Article 3 says the testing is necessary as a means of quality control and as a selection criteria for students who will pursue their studies in higher education.

In line with the program of regional autonomy, the central government has gradually delegated its authority on education in certain areas, including organizing final exams for primary and secondary schools. This year's UAN, for example, covers only math, English, and the Indonesian language, while the rest are prepared by schools under the guidance of district education offices.

Education expert Arief Rachman, who is also chief of Unesco's national commission for Indonesia, said the final say on whether students pass the tests should stay in the hands of schools. He said he was aware some schools raised their grades to maintain their reputation and ward off criticism from the public.

The plan to raise a passing grade for the final tests at junior and senior high schools to an average of 4.01 from 3.01 for all subjects has sparked worries among many students and their parents but has been praised by others, who have long queried the low passing score, saying it degraded the examinations. With a 3.01 passing score most students pass the finals.

The list of UAN shortcomings is long and many are valid. One weakness is that the test is not tailored to different regional conditions. There are big disparities from one region to another in terms of physical infrastructure -- school buildings, libraries and laboratories -- the ratio of students to teachers and the wealth of students.

A one-shot, high-pressure exam is not only unfair, it also fails to provide accurate information about the ability of students as their performances during the exams are not just influenced by their preparation and ability to take exams but also by the state of mind of their exam invigilators and other technical problems.

These factors are usually not taken into account -- the scoring is done by computers, while the impact of failing the exams on students is devastating. Leading author and antitesting advocate Alfie Kohn in a book The Schools Our Children Deserve said students who failed from an early age are likely to avoid challenging tasks, lose interest in academic matters and think in terms of ability rather than effort. Failing also engendered a feeling of incompetence, if not helplessness.

The history of nationwide testing at junior and senior high schools is as long and controversial as the background of its birth.

The government abolished the national tests in the 1970s in response to a public outcry, which questioned the low percentage of students who passed the final exams. But it reinstated the test in the 1980s after improving their design and organization to improve the degrading quality of education at schools in many areas.

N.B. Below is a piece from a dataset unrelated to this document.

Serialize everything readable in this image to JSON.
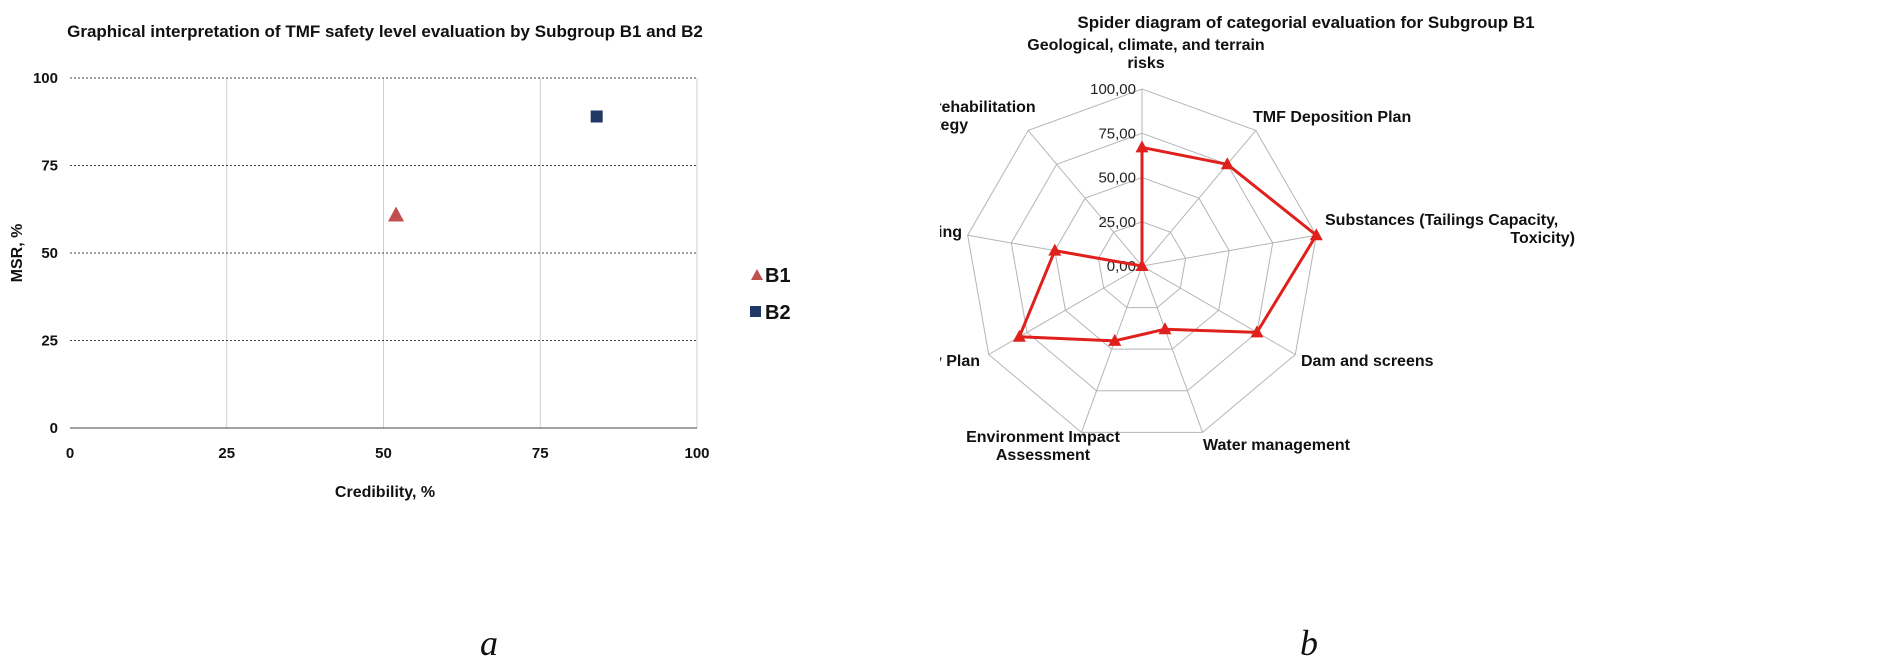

Ever since, reports have indicated an improvement in the quality of education in the country, especially at public secondary schools where over 60 percent of around 16 million students are enrolled. So remarkable is the progress that some public schools are now competing with and even surpassing top private schools run by Catholic and Protestant foundations, which are used as a barometer of education standards.

Not ignoring the proven role of the UAN in improving the quality of education and its noble motive to raise the average test score, the government must be honest and admit that many things need to be done to improve the testing. A one-point rise is still beyond the reach of many schools in the country.

The fears of students and their parents are reasonable and as a short-term solution the government needs to consider lowering the average pass or reverting to the original 3.01 score. In the long-run the government must establish an authoritative certification agency and an accreditation body for secondary schools like the National Accreditation Body for higher education, which has a duty to assess colleges and universities and report their progress regularly to the public stake holders.

The UAN is undoubtedly not perfect -- but it's not a bad option either. While the government is wise to listen to the voice of the people, it must not shelve the exam finals until a better alternative is found or a new mechanism of quality control is put in place.

The writer is a visiting scholar at the Graduate School of Journalism of the University of California, Berkeley.